Die globale Erwärmung ist heute ein Grundfaktor hinter allen großen Regressionen der menschlichen Entwicklung. Die Haupttreiber der globalen Erwärmung – d.h. reiche Länder, die massiven Wohlstand durch die Verbrennung fossiler Stoffe angehäuft haben – müssen ihre Emissionen als erste, am schnellsten und weitgehendsten kürzen. Sie müssen darüber hinaus ihre Klimaschulden bei den Entwicklungsländern durch die Aufstockung ihrer Finanzen für deren Anpassung an die Effekte des Klimawandels und den Übergang zu sauberer Energie bezahlen. Andere Hauptverschmutzer erhalten keinen Freifahrschein und müssen ihre Emissionen ebenfalls drastisch kürzen. Die Welt hat viel zu gewinnen in Bezug auf menschlicher Sicherheit, Entwicklung, Chancen und Jobs, wenn eine globale Ökonomie mit Erneuerbaren läuft und, ebenso viel zu verlieren, wenn sie das schmutzige Business-as-usual fortsetzt.

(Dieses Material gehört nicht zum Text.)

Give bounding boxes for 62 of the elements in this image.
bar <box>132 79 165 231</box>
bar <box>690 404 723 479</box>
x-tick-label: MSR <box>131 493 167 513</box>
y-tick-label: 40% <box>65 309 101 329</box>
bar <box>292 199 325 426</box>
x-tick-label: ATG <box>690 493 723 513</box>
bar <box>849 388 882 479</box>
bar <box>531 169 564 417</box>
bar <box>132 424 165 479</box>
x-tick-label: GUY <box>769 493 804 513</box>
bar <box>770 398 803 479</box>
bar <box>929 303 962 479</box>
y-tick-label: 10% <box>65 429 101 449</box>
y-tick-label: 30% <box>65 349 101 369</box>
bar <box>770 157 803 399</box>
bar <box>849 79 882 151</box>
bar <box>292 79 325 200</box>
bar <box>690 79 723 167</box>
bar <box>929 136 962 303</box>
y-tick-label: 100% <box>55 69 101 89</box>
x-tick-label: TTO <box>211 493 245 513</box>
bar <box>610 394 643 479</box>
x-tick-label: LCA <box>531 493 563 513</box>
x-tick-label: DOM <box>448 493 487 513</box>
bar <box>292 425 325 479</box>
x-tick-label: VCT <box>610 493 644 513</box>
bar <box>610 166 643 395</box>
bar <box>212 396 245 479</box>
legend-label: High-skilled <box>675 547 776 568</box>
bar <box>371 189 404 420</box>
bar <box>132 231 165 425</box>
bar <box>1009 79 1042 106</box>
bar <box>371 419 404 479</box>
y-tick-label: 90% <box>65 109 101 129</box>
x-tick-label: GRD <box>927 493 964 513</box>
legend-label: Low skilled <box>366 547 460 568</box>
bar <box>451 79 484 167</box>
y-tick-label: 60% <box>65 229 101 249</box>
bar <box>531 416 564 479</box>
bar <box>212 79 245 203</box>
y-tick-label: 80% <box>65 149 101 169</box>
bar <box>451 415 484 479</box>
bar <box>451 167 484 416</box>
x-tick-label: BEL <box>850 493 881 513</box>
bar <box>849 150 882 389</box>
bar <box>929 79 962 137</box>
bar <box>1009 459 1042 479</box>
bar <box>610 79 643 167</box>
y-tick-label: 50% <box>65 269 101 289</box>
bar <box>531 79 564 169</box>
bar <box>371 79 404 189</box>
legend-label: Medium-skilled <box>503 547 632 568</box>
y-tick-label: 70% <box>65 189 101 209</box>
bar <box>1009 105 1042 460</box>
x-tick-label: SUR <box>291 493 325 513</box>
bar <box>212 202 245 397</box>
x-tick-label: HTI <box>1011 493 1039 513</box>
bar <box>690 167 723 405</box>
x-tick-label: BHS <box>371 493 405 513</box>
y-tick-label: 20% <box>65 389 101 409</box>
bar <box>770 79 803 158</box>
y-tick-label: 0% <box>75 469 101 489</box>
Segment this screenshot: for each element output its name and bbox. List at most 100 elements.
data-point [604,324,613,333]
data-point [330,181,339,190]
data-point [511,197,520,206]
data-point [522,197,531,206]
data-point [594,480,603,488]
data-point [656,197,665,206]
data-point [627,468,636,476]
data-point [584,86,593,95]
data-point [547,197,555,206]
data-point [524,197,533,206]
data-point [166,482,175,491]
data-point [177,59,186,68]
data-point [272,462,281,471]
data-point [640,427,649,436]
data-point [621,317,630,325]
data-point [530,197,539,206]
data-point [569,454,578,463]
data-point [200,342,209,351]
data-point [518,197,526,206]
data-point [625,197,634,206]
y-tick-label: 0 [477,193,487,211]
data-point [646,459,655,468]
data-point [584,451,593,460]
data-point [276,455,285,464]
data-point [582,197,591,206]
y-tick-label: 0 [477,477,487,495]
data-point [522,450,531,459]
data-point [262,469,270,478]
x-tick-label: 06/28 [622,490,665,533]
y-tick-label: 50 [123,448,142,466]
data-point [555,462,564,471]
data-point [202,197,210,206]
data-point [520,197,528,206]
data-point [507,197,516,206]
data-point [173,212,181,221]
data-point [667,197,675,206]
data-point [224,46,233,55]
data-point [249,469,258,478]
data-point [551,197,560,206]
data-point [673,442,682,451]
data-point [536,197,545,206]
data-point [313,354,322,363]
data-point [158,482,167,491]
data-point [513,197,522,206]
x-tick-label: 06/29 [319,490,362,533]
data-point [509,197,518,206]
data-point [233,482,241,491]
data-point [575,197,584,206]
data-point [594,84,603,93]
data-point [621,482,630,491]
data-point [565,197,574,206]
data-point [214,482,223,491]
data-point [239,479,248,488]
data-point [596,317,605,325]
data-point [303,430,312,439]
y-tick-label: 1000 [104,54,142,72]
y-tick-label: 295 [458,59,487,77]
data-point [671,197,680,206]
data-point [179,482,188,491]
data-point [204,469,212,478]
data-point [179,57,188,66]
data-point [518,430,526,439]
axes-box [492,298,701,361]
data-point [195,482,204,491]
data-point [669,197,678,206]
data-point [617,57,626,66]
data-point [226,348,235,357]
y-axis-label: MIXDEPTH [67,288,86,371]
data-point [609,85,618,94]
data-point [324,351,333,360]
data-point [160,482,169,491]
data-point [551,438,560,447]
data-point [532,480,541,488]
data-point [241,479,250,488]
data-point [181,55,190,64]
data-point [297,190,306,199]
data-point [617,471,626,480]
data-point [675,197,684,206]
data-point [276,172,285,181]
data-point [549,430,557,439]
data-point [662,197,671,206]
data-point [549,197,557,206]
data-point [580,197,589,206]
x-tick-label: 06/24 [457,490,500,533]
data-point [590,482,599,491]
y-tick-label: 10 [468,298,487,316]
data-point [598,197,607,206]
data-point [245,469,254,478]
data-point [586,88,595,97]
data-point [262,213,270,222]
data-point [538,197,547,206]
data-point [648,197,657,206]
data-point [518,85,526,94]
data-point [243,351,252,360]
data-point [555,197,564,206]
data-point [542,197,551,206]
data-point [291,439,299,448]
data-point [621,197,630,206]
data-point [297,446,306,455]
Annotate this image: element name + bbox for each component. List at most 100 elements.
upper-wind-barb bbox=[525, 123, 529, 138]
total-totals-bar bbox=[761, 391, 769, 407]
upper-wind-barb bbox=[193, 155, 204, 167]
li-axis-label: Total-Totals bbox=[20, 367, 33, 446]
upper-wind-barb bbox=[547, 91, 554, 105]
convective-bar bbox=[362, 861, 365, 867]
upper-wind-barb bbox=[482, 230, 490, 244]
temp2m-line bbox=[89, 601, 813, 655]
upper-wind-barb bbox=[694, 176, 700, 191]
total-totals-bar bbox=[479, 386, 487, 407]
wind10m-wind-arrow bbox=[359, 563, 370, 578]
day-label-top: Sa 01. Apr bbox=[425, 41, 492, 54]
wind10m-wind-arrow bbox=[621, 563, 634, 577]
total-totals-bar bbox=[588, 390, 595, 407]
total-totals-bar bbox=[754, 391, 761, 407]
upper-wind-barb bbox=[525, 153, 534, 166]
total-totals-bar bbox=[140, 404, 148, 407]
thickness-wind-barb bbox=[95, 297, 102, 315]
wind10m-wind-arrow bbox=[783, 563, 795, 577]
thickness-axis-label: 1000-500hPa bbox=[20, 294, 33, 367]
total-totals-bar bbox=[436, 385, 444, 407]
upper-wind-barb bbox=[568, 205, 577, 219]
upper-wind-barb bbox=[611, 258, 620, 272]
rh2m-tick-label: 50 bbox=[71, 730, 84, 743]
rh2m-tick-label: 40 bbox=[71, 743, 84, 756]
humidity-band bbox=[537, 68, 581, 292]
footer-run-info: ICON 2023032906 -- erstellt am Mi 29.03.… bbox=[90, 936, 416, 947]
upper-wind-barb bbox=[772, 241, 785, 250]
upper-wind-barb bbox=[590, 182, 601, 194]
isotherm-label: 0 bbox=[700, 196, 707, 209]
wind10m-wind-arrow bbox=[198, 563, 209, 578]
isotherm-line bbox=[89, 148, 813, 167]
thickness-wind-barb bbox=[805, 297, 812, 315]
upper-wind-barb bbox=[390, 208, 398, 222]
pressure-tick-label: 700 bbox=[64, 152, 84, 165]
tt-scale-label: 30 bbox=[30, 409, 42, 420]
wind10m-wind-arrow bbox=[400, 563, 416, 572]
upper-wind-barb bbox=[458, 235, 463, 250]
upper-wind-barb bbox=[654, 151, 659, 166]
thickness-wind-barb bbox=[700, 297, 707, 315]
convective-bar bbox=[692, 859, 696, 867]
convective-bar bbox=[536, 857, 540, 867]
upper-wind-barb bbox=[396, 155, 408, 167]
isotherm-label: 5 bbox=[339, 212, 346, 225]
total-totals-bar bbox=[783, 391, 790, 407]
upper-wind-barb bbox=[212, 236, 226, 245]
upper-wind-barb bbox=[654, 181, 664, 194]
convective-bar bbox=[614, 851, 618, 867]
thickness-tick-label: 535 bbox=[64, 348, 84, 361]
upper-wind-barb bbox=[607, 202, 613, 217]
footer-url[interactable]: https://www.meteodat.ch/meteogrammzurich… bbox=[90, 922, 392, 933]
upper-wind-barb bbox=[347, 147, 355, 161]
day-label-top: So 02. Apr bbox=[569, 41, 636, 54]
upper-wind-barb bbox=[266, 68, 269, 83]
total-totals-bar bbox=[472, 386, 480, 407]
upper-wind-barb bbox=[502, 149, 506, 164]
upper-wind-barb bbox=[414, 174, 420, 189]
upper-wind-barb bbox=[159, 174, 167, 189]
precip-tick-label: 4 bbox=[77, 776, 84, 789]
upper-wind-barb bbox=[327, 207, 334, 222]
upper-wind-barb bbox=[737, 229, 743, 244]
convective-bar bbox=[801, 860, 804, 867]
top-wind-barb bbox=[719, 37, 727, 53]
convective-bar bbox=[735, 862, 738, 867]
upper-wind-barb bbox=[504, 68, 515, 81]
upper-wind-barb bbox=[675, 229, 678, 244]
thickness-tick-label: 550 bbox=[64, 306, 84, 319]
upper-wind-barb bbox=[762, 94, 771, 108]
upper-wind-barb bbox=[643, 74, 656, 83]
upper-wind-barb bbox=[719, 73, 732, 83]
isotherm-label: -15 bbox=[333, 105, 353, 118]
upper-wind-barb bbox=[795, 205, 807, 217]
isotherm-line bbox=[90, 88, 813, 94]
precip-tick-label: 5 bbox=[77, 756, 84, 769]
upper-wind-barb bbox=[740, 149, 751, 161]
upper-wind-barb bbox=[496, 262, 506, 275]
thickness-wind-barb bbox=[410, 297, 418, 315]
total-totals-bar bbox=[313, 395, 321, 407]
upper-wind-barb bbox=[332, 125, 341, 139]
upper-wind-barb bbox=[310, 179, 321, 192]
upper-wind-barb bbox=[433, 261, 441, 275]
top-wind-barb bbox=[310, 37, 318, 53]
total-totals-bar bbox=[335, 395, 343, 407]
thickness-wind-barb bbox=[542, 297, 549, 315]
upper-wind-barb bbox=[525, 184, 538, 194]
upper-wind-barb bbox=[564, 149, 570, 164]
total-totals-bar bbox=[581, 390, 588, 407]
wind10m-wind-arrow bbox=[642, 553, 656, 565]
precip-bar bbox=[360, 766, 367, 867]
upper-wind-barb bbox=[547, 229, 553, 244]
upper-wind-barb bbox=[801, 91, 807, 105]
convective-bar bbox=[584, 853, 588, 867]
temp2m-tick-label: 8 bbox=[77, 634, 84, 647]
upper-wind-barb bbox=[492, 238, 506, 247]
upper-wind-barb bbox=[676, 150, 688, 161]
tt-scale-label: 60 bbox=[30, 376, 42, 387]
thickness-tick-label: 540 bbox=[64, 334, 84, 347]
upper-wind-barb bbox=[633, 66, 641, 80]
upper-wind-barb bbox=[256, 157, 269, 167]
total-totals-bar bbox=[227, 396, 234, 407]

Sehr wenige Nationen – und keine der wohlhabenden – haben Klimapläne vorgelegt, die konsistent sind mit einer Erwärmung von unter 2° C, geschweige denn von 1,5° C. Wenn die globalen Emissionen weiterhin wachsen, könnte die 1,5-Schwelle schon am Beginn der nächsten Dekade überschritten werden. Der IPCC-Report muss deshalb die Regierungen dazu anspornen, zusammenzuarbeiten und eine fairere und grünere Weltwirtschaft aufzubauen, um sicherzustellen, dass die Welt unterhalb von 1,5° C Erwärmung bleibt. Sie müssen das in Glasgow festzurren. Die Regierungen der reichen Länder müssen ihr 100 Mrd. Dollar-pro-Jahr-Versprechen umsetzen, um den ärmsten Ländern im Kampf gegen die Klimakrise zu helfen. Für Oxfam sind sie nicht nur mit ihren Versprechungen gescheitert, sondern auch mit ihren aufgeblasenen Berichten, die ihre Beiträge dreifach aufgebläht haben.“

Hinweis:
* IPCC: Climate Change 2021. The Physical Science Basis, 3949 pp, Working Group I contribution to the Sixth Assessment Report of the Intergovernmental Panel on Climate Change, Geneva 2021. Bezug: ipcc.ch/report/. Desweiteren wurden zusätzliche Dokumente der Vereinten Nationen und von Oxfam International verwendet.